Production on Marvel Studios’ Secret Invasion is underway and there’s no telling how messy things will get in the MCU following the events of the paranoia-driven series and who will be left standing to pick up the pieces. Obviously S.H.I.E.L.D. hasn’t existed in years, but that doesn’t mean a version of Victoria Hand doesn’t exist in the MCU, waiting to be redeemed for how she was handled in Agents of S.H.I.E.L.D.

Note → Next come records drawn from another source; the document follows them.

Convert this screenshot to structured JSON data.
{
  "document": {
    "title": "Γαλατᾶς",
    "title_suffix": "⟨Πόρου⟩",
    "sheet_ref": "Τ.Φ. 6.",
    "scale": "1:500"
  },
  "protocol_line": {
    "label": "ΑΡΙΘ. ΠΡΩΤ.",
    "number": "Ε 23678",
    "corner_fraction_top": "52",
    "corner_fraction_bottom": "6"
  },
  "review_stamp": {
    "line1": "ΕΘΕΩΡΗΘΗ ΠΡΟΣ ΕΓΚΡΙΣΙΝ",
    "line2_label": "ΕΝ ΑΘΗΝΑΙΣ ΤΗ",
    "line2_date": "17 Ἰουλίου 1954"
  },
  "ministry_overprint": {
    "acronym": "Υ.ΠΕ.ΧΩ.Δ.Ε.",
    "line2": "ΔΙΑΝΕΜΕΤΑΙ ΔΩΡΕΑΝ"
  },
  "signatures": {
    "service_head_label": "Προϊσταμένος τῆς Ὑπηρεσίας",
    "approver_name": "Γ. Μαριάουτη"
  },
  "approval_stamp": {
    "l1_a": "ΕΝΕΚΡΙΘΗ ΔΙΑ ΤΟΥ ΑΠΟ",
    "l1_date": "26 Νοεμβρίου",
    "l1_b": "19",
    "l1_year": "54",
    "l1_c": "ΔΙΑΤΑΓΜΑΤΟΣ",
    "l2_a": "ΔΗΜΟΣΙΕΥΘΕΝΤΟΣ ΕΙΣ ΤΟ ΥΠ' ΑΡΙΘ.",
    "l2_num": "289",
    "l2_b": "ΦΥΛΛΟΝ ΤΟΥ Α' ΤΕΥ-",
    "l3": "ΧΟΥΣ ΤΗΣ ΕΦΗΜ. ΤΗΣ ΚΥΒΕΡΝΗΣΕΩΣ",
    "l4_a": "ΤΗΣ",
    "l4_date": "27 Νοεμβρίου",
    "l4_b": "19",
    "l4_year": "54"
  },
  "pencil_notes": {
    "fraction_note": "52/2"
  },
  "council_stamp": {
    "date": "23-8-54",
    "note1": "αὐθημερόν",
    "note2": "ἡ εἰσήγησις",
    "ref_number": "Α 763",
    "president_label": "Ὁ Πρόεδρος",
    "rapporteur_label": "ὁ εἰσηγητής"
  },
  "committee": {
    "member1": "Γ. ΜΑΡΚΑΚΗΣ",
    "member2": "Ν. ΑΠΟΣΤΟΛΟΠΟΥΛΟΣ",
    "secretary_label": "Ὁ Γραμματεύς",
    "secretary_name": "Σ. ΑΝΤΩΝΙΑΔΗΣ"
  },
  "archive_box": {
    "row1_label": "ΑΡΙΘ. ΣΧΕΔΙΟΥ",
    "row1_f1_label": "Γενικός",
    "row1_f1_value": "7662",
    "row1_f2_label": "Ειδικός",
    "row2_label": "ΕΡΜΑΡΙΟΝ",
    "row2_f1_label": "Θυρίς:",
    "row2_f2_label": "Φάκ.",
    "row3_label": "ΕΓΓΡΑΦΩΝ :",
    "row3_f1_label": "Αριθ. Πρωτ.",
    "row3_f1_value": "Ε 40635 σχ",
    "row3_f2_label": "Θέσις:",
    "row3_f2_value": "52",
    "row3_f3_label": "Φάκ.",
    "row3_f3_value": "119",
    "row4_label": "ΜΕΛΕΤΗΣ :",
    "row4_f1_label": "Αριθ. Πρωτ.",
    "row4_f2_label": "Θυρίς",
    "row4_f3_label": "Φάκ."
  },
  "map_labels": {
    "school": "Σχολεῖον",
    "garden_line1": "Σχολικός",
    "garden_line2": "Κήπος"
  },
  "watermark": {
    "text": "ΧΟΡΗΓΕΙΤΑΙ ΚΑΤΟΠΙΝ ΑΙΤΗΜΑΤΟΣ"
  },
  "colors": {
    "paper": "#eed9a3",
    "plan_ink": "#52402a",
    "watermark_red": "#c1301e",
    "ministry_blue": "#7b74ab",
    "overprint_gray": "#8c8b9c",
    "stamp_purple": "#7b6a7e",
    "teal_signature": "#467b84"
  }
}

If there was one thing Agents of S.H.I.E.L.D. did incredibly well, it was utilizing interesting comic book villains in incredibly uninteresting ways. Franklin Hall, Graviton, a one-time Master of Evil, A.I.M.’s Minister of Science and an Avengers-level threat was forgotten about after being introduced in Season 1 before his powers were, inexplicably given to Glenn Talbot. Mr. Hyde was turned into a homeless, junkie and the father of Quake (and then the comics retconned Daisy’s whole past to line up with the show). Small-timers Blizzard and Blackout were unceremoniously dispatched. And that brings us, finally, to Carl Creel, the Absorbing Man, who ended up being used by Talbot to turn him into Graviton?
- Franklin Hall/Graviton
- Calvin Johnson/Calvin Zabo/Mr. Hyde
- Carl Creel/Absorbing Man
- Marcus Daniels/Blackout
- Donald Gill/Blizzard
- Glenn Talbot
Of these characters, it’s possible that Carl “Crusher” Creel could show up in the MCU in the next year. Creel’s wife, Titania, plays a major role in She-Hulk and the two have been nearly inseparable in the comics over the past several years. Creel’s power set, much like many of the rest of the villains on the list above, would play much, much better in the big budget world of Marvel Studios television than they did on the melodrama budget of Agents of S.H.I.E.L.D. And Talbot has been a thorn in the side of Hulk since the 1960s; hell, he was even included in Ang Lee’s 2003 Hulk. He deserves an upgrade, too.
Fingers crossed, True Believers! Some day some of your favorite heroes and villains will make the jump to the big leagues and join the MCU, just like Agent 19, aka Mockingbird, aka Bobbi Morse, aka Laura Barton.